El Bautismo no solamente purifica de todos los pecados, hace
también del neófito "una nueva creatura" (2Cor 5;17), un hijo
adoptivo de Dios (Gl 4;5-7) que ha sido hecho "partícipe de la naturaleza
divina" (2Pe 1;4), miembro de Cristo (1Cor 6;15) (1Cor 12;27), coheredero
con Él (Rom 8;17) y templo del Espíritu Santo (1Cor 6;19).
¿Y qué hay de los 144.000 que según los testigos de Jehová son los únicos que con Cristo a la cabeza van a entrar en el cielo?
Dios no elige de entre la humanidad pecadora a un grupo de solamente 144.000 hombres para que vayan al cielo y gobiernen con Cristo sobre el resto de la humanidad. Al cielo van todos los que cumplen las condiciones propuestas por el propio Jesucristo.
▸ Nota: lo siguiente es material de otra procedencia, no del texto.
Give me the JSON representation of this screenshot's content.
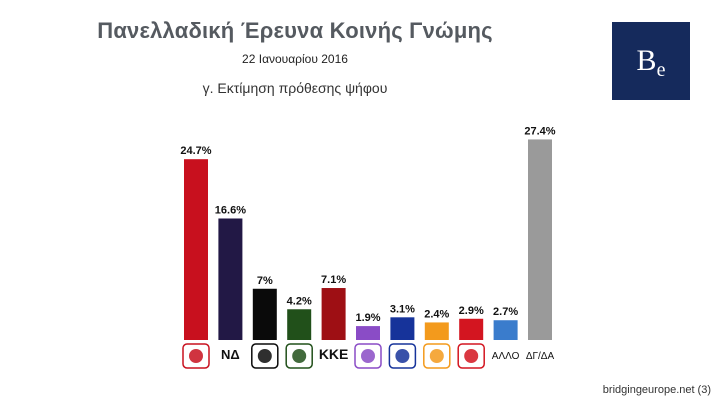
{
  "title": "Πανελλαδική Έρευνα Κοινής Γνώμης",
  "date": "22 Ιανουαρίου 2016",
  "subtitle": "γ. Εκτίμηση πρόθεσης ψήφου",
  "logo_text": "Be",
  "source": "bridgingeurope.net",
  "page_number": "(3)",
  "colors": {
    "logo_bg": "#152a5c"
  },
  "chart_data": {
    "type": "bar",
    "categories": [
      "ΣΥΡΙΖΑ",
      "ΝΔ",
      "Χρυσή Αυγή",
      "ΠΑΣΟΚ",
      "ΚΚΕ",
      "Ποτάμι",
      "Ένωση Κεντρώων",
      "Ανεξάρτητοι Έλληνες",
      "Λαϊκή Ενότητα",
      "ΑΛΛΟ",
      "ΔΓ/ΔΑ"
    ],
    "values": [
      24.7,
      16.6,
      7,
      4.2,
      7.1,
      1.9,
      3.1,
      2.4,
      2.9,
      2.7,
      27.4
    ],
    "value_labels": [
      "24.7%",
      "16.6%",
      "7%",
      "4.2%",
      "7.1%",
      "1.9%",
      "3.1%",
      "2.4%",
      "2.9%",
      "2.7%",
      "27.4%"
    ],
    "colors": [
      "#c8101e",
      "#221845",
      "#0a0a0a",
      "#21501a",
      "#9e0f14",
      "#8a4cc6",
      "#16339a",
      "#f39a1c",
      "#d31520",
      "#3a7ccc",
      "#9a9a9a"
    ],
    "axis_labels": [
      "",
      "ΝΔ",
      "",
      "",
      "ΚΚΕ",
      "",
      "",
      "",
      "",
      "ΑΛΛΟ",
      "ΔΓ/ΔΑ"
    ],
    "ylim": [
      0,
      30
    ],
    "grid": false,
    "legend": "none"
  }
}
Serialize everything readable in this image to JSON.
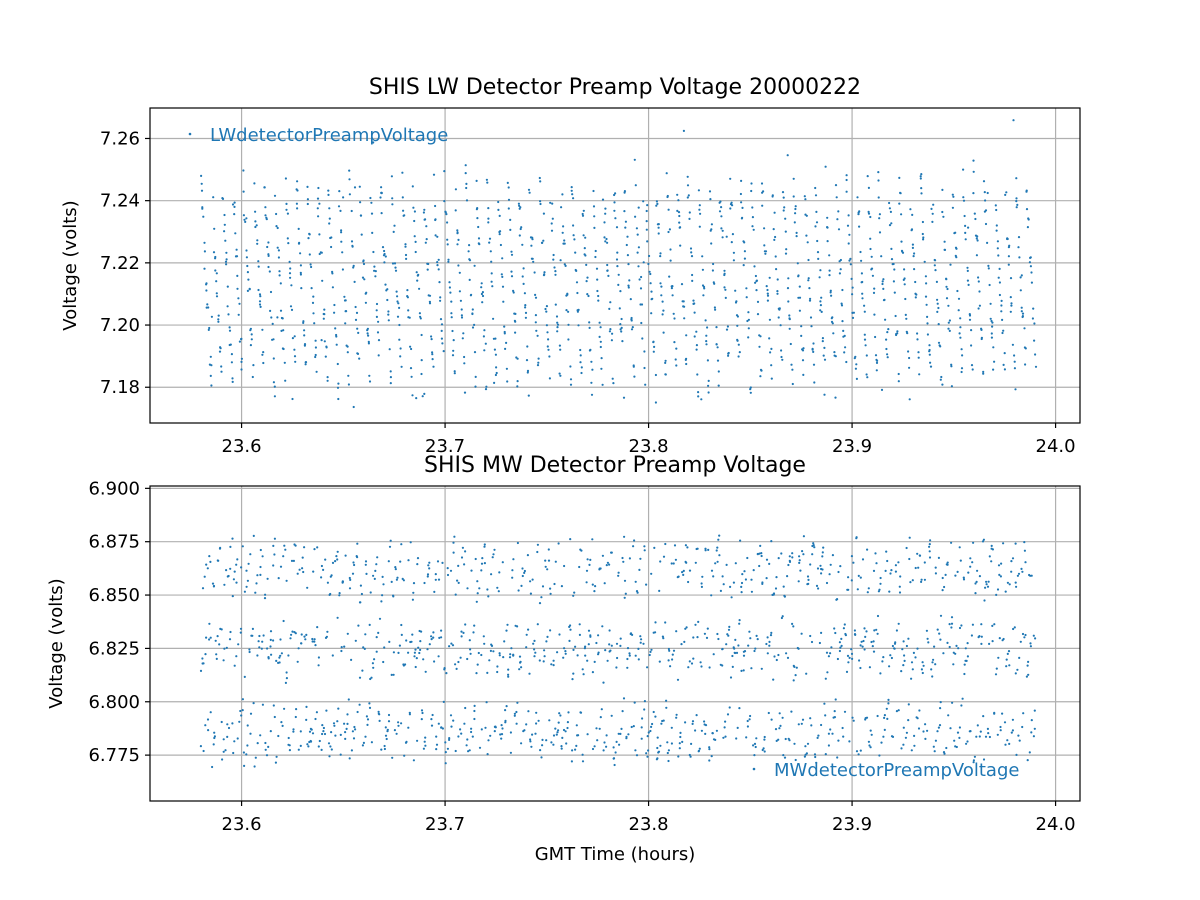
{
  "chart_data": [
    {
      "type": "scatter",
      "title": "SHIS LW Detector Preamp Voltage 20000222",
      "xlabel": "",
      "ylabel": "Voltage (volts)",
      "xlim": [
        23.555,
        24.012
      ],
      "ylim": [
        7.1685,
        7.2698
      ],
      "xticks": [
        23.6,
        23.7,
        23.8,
        23.9,
        24.0
      ],
      "xtick_labels": [
        "23.6",
        "23.7",
        "23.8",
        "23.9",
        "24.0"
      ],
      "yticks": [
        7.18,
        7.2,
        7.22,
        7.24,
        7.26
      ],
      "ytick_labels": [
        "7.18",
        "7.20",
        "7.22",
        "7.24",
        "7.26"
      ],
      "grid": true,
      "legend_position": "upper-left",
      "color": "#1f77b4",
      "series": [
        {
          "name": "LWdetectorPreampVoltage",
          "x_range": [
            23.58,
            23.99
          ],
          "y_range": [
            7.172,
            7.267
          ],
          "point_count": 1600,
          "description_values": {
            "typical_low": 7.18,
            "typical_high": 7.25,
            "cycle_hours": 0.005
          }
        }
      ]
    },
    {
      "type": "scatter",
      "title": "SHIS MW Detector Preamp Voltage",
      "xlabel": "GMT Time (hours)",
      "ylabel": "Voltage (volts)",
      "xlim": [
        23.555,
        24.012
      ],
      "ylim": [
        6.7535,
        6.9011
      ],
      "xticks": [
        23.6,
        23.7,
        23.8,
        23.9,
        24.0
      ],
      "xtick_labels": [
        "23.6",
        "23.7",
        "23.8",
        "23.9",
        "24.0"
      ],
      "yticks": [
        6.775,
        6.8,
        6.825,
        6.85,
        6.875,
        6.9
      ],
      "ytick_labels": [
        "6.775",
        "6.800",
        "6.825",
        "6.850",
        "6.875",
        "6.900"
      ],
      "grid": true,
      "legend_position": "lower-right",
      "color": "#1f77b4",
      "series": [
        {
          "name": "MWdetectorPreampVoltage",
          "x_range": [
            23.58,
            23.99
          ],
          "y_range": [
            6.757,
            6.894
          ],
          "point_count": 1600,
          "bands": [
            6.785,
            6.825,
            6.862
          ]
        }
      ]
    }
  ]
}
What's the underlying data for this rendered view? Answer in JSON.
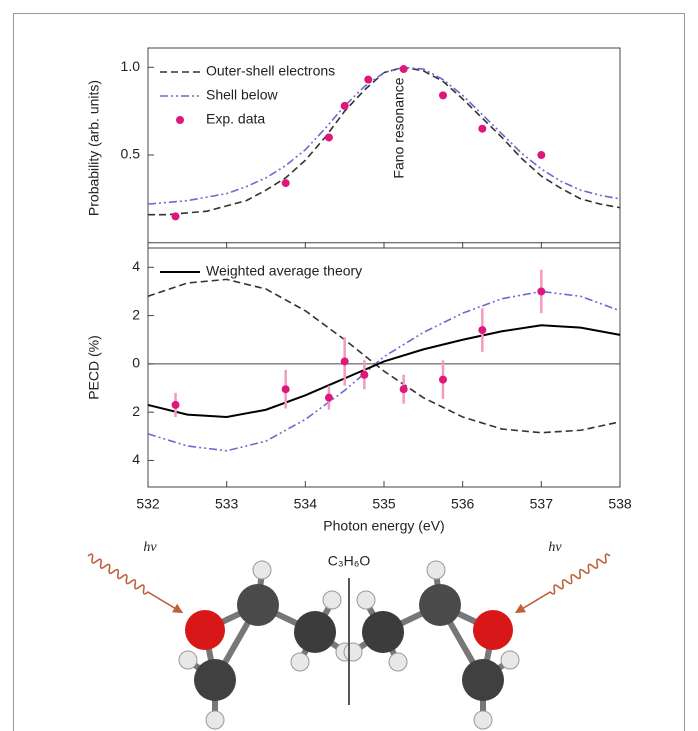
{
  "chart_data": [
    {
      "type": "line",
      "ylabel": "Probability (arb. units)",
      "annotation": "Fano resonance",
      "xlim": [
        532,
        538
      ],
      "ylim": [
        -0.03,
        1.11
      ],
      "yticks": [
        0.5,
        {
          "value": 1,
          "label": "1.0"
        }
      ],
      "legend": "upper left",
      "series": [
        {
          "name": "Outer-shell electrons",
          "color": "#333333",
          "style": "dashed",
          "x": [
            532,
            532.25,
            532.5,
            532.75,
            533,
            533.25,
            533.5,
            533.75,
            534,
            534.25,
            534.5,
            534.75,
            535,
            535.25,
            535.5,
            535.75,
            536,
            536.25,
            536.5,
            536.75,
            537,
            537.25,
            537.5,
            537.75,
            538
          ],
          "values": [
            0.16,
            0.16,
            0.17,
            0.18,
            0.21,
            0.24,
            0.3,
            0.37,
            0.47,
            0.6,
            0.75,
            0.87,
            0.97,
            1.0,
            0.98,
            0.92,
            0.82,
            0.71,
            0.6,
            0.48,
            0.38,
            0.31,
            0.25,
            0.22,
            0.2
          ]
        },
        {
          "name": "Shell below",
          "color": "#6a6ad0",
          "style": "dashdot",
          "x": [
            532,
            532.25,
            532.5,
            532.75,
            533,
            533.25,
            533.5,
            533.75,
            534,
            534.25,
            534.5,
            534.75,
            535,
            535.25,
            535.5,
            535.75,
            536,
            536.25,
            536.5,
            536.75,
            537,
            537.25,
            537.5,
            537.75,
            538
          ],
          "values": [
            0.22,
            0.23,
            0.24,
            0.26,
            0.28,
            0.32,
            0.37,
            0.44,
            0.53,
            0.65,
            0.78,
            0.89,
            0.97,
            1.0,
            0.99,
            0.93,
            0.84,
            0.73,
            0.62,
            0.51,
            0.42,
            0.35,
            0.3,
            0.27,
            0.25
          ]
        },
        {
          "name": "Exp. data",
          "color": "#e0177a",
          "style": "markers",
          "x": [
            532.35,
            533.75,
            534.3,
            534.5,
            534.8,
            535.25,
            535.75,
            536.25,
            537
          ],
          "values": [
            0.15,
            0.34,
            0.6,
            0.78,
            0.93,
            0.99,
            0.84,
            0.65,
            0.5
          ]
        }
      ]
    },
    {
      "type": "line",
      "xlabel": "Photon energy (eV)",
      "ylabel": "PECD (%)",
      "xlim": [
        532,
        538
      ],
      "xticks": [
        532,
        533,
        534,
        535,
        536,
        537,
        538
      ],
      "ylim": [
        -5.1,
        4.8
      ],
      "yticks": [
        4,
        2,
        0,
        {
          "value": -2,
          "label": "2"
        },
        {
          "value": -4,
          "label": "4"
        }
      ],
      "legend": "upper left",
      "series": [
        {
          "color": "#333333",
          "style": "dashed",
          "x": [
            532,
            532.5,
            533,
            533.5,
            534,
            534.5,
            535,
            535.5,
            536,
            536.5,
            537,
            537.5,
            538
          ],
          "values": [
            2.8,
            3.35,
            3.5,
            3.1,
            2.2,
            1.0,
            -0.3,
            -1.4,
            -2.2,
            -2.7,
            -2.85,
            -2.75,
            -2.4
          ]
        },
        {
          "color": "#6a6ad0",
          "style": "dashdot",
          "x": [
            532,
            532.5,
            533,
            533.5,
            534,
            534.5,
            535,
            535.5,
            536,
            536.5,
            537,
            537.5,
            538
          ],
          "values": [
            -2.9,
            -3.4,
            -3.6,
            -3.2,
            -2.3,
            -1.1,
            0.3,
            1.3,
            2.1,
            2.7,
            3.0,
            2.8,
            2.2
          ]
        },
        {
          "name": "Weighted average theory",
          "color": "#000000",
          "style": "solid",
          "x": [
            532,
            532.5,
            533,
            533.5,
            534,
            534.5,
            535,
            535.5,
            536,
            536.5,
            537,
            537.5,
            538
          ],
          "values": [
            -1.7,
            -2.1,
            -2.2,
            -1.9,
            -1.3,
            -0.6,
            0.1,
            0.6,
            1.0,
            1.35,
            1.6,
            1.5,
            1.2
          ]
        },
        {
          "color": "#e0177a",
          "style": "markers",
          "error_color": "#f29ac0",
          "x": [
            532.35,
            533.75,
            534.3,
            534.5,
            534.75,
            535.25,
            535.75,
            536.25,
            537
          ],
          "values": [
            -1.7,
            -1.05,
            -1.4,
            0.1,
            -0.45,
            -1.05,
            -0.65,
            1.4,
            3.0
          ],
          "errors": [
            0.5,
            0.8,
            0.5,
            1.0,
            0.6,
            0.6,
            0.8,
            0.9,
            0.9
          ]
        }
      ]
    }
  ],
  "illustration": {
    "photon_left": "hν",
    "photon_right": "hν",
    "formula": "C₃H₆O"
  }
}
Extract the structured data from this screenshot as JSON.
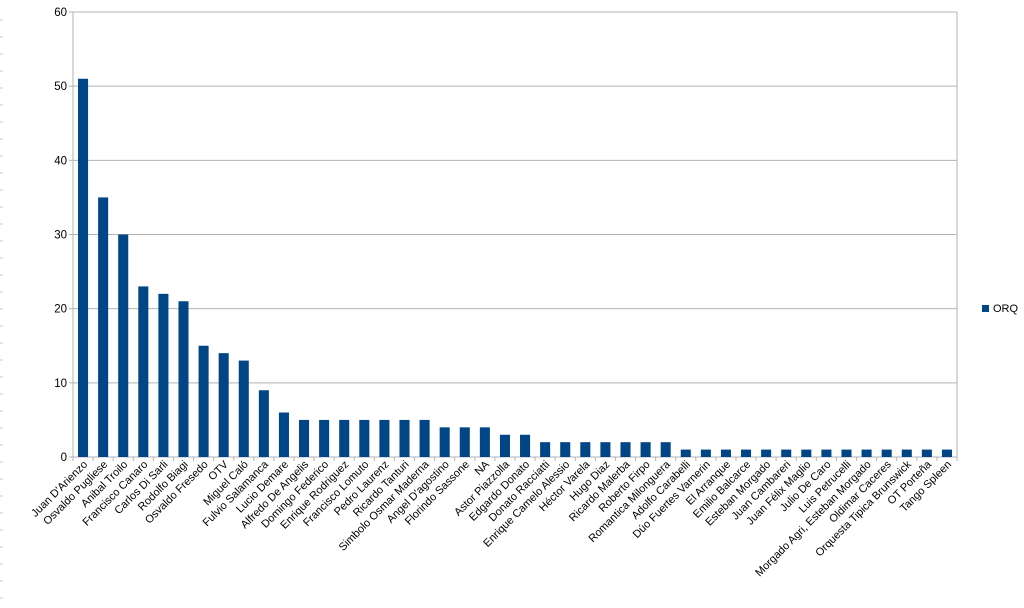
{
  "chart_data": {
    "type": "bar",
    "title": "",
    "xlabel": "",
    "ylabel": "",
    "ylim": [
      0,
      60
    ],
    "yticks": [
      0,
      10,
      20,
      30,
      40,
      50,
      60
    ],
    "grid": true,
    "legend_position": "right",
    "categories": [
      "Juan D'Arienzo",
      "Osvaldo Pugliese",
      "Anibal Troilo",
      "Francisco Canaro",
      "Carlos Di Sarli",
      "Rodolfo Biagi",
      "Osvaldo Fresedo",
      "OTV",
      "Miguel Caló",
      "Fulvio Salamanca",
      "Lucio Demare",
      "Alfredo De Angelis",
      "Domingo Federico",
      "Enrique Rodriguez",
      "Francisco Lomuto",
      "Pedro Laurenz",
      "Ricardo Tanturi",
      "Simbolo Osmar Maderna",
      "Angel D'agostino",
      "Florindo Sassone",
      "NA",
      "Astor Piazzolla",
      "Edgardo Donato",
      "Donato Racciatti",
      "Enrique Camelo Alessio",
      "Héctor Varela",
      "Hugo Diaz",
      "Ricardo Malerba",
      "Roberto Firpo",
      "Romantica Milonguera",
      "Adolfo Carabelli",
      "Dúo Fuertes Varnerin",
      "El Arranque",
      "Emilio Balcarce",
      "Esteban Morgado",
      "Juan Cambareri",
      "Juan Félix Maglio",
      "Julio De Caro",
      "Luis Petrucelli",
      "Morgado Agri, Esteban Morgado",
      "Oldimar Caceres",
      "Orquesta Tipica Brunswick",
      "OT Porteña",
      "Tango Spleen"
    ],
    "series": [
      {
        "name": "ORQ",
        "color": "#004586",
        "values": [
          51,
          35,
          30,
          23,
          22,
          21,
          15,
          14,
          13,
          9,
          6,
          5,
          5,
          5,
          5,
          5,
          5,
          5,
          4,
          4,
          4,
          3,
          3,
          2,
          2,
          2,
          2,
          2,
          2,
          2,
          1,
          1,
          1,
          1,
          1,
          1,
          1,
          1,
          1,
          1,
          1,
          1,
          1,
          1
        ]
      }
    ]
  }
}
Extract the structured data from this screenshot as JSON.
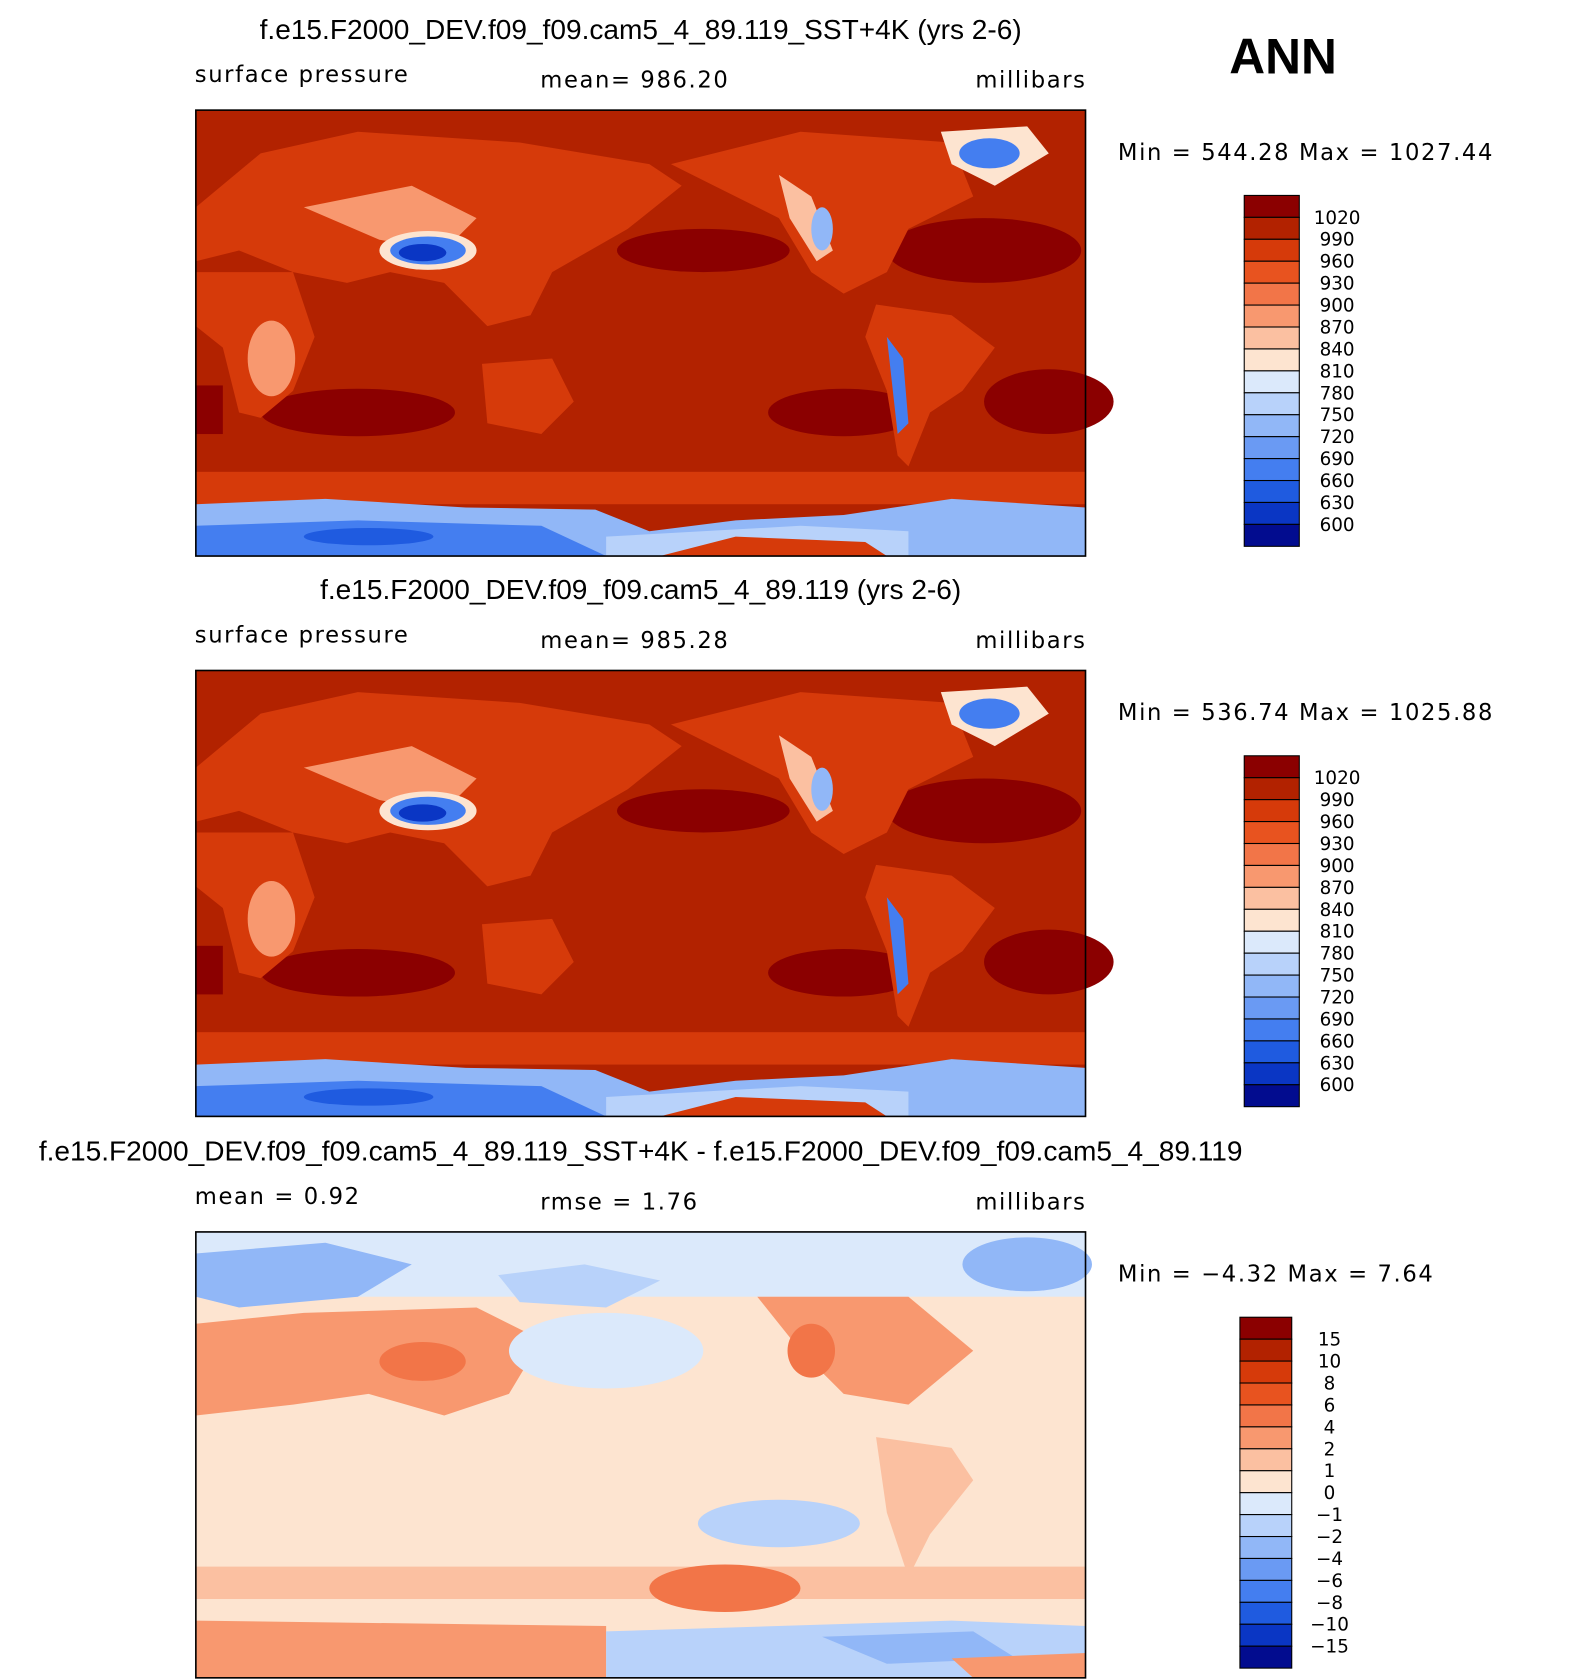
{
  "header": {
    "season": "ANN"
  },
  "panels": [
    {
      "title": "f.e15.F2000_DEV.f09_f09.cam5_4_89.119_SST+4K (yrs 2-6)",
      "variable": "surface pressure",
      "mean": "mean= 986.20",
      "units": "millibars",
      "range": "Min = 544.28 Max = 1027.44",
      "colorbar": {
        "levels": [
          1020,
          990,
          960,
          930,
          900,
          870,
          840,
          810,
          780,
          750,
          720,
          690,
          660,
          630,
          600
        ],
        "colors": [
          "#8b0000",
          "#b22200",
          "#d63a0a",
          "#e8531f",
          "#f27548",
          "#f8986f",
          "#fbc0a1",
          "#fde4d0",
          "#dbe9fb",
          "#b8d2fa",
          "#91b7f7",
          "#6a9af3",
          "#447ef0",
          "#1f5be0",
          "#0a36c4",
          "#020c8f"
        ]
      }
    },
    {
      "title": "f.e15.F2000_DEV.f09_f09.cam5_4_89.119 (yrs 2-6)",
      "variable": "surface pressure",
      "mean": "mean= 985.28",
      "units": "millibars",
      "range": "Min = 536.74 Max = 1025.88",
      "colorbar": {
        "levels": [
          1020,
          990,
          960,
          930,
          900,
          870,
          840,
          810,
          780,
          750,
          720,
          690,
          660,
          630,
          600
        ],
        "colors": [
          "#8b0000",
          "#b22200",
          "#d63a0a",
          "#e8531f",
          "#f27548",
          "#f8986f",
          "#fbc0a1",
          "#fde4d0",
          "#dbe9fb",
          "#b8d2fa",
          "#91b7f7",
          "#6a9af3",
          "#447ef0",
          "#1f5be0",
          "#0a36c4",
          "#020c8f"
        ]
      }
    },
    {
      "title": "f.e15.F2000_DEV.f09_f09.cam5_4_89.119_SST+4K - f.e15.F2000_DEV.f09_f09.cam5_4_89.119",
      "variable": "mean = 0.92",
      "mean": "rmse = 1.76",
      "units": "millibars",
      "range": "Min = −4.32 Max = 7.64",
      "colorbar": {
        "levels": [
          "15",
          "10",
          "8",
          "6",
          "4",
          "2",
          "1",
          "0",
          "−1",
          "−2",
          "−4",
          "−6",
          "−8",
          "−10",
          "−15"
        ],
        "colors": [
          "#8b0000",
          "#b22200",
          "#d63a0a",
          "#e8531f",
          "#f27548",
          "#f8986f",
          "#fbc0a1",
          "#fde4d0",
          "#dbe9fb",
          "#b8d2fa",
          "#91b7f7",
          "#6a9af3",
          "#447ef0",
          "#1f5be0",
          "#0a36c4",
          "#020c8f"
        ]
      }
    }
  ]
}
Véase si no: (Mt 5;1-3) (Mt 6;19-21) (Mt 7;21) (Mt 7;28) (Lc 12;32-34) (Col 3;1-2), etc.
144.000, como cantidad literal e irrefutablemente exacta, es la interpretación que los testigos de Jehová dan al resultado de multiplicar dos números que consideran simbólicos (¿?): 12 tribus x 12.000 de cada tribu. Estos son solamente los que, según ellos, entrarán en el cielo, dejando a un lado las palabras de Jesucristo que, como ejemplo, hemos visto en las referencias anteriores.
Podríamos añadir que si a estos 144.000 se les llama las “primicias” (Sant 1;18) (1Pe 2;9) es que, tras este número a todas luces simbólico, seguirá una multitud de personas tal cual se describe en la propia Escritura.
Cualquier persona que es bautizada en el nombre del Padre, y del Hijo, y del Espíritu Santo, tal cual indicó Jesucristo a sus apóstoles, recibe el perdón de sus pecados y la dádiva gratuita del Espíritu Santo, por lo que experimenta un cambio tan profundo que, según Jesús, es como volver a nacer o ser “engendrado desde arriba” (Jn 3;3-5).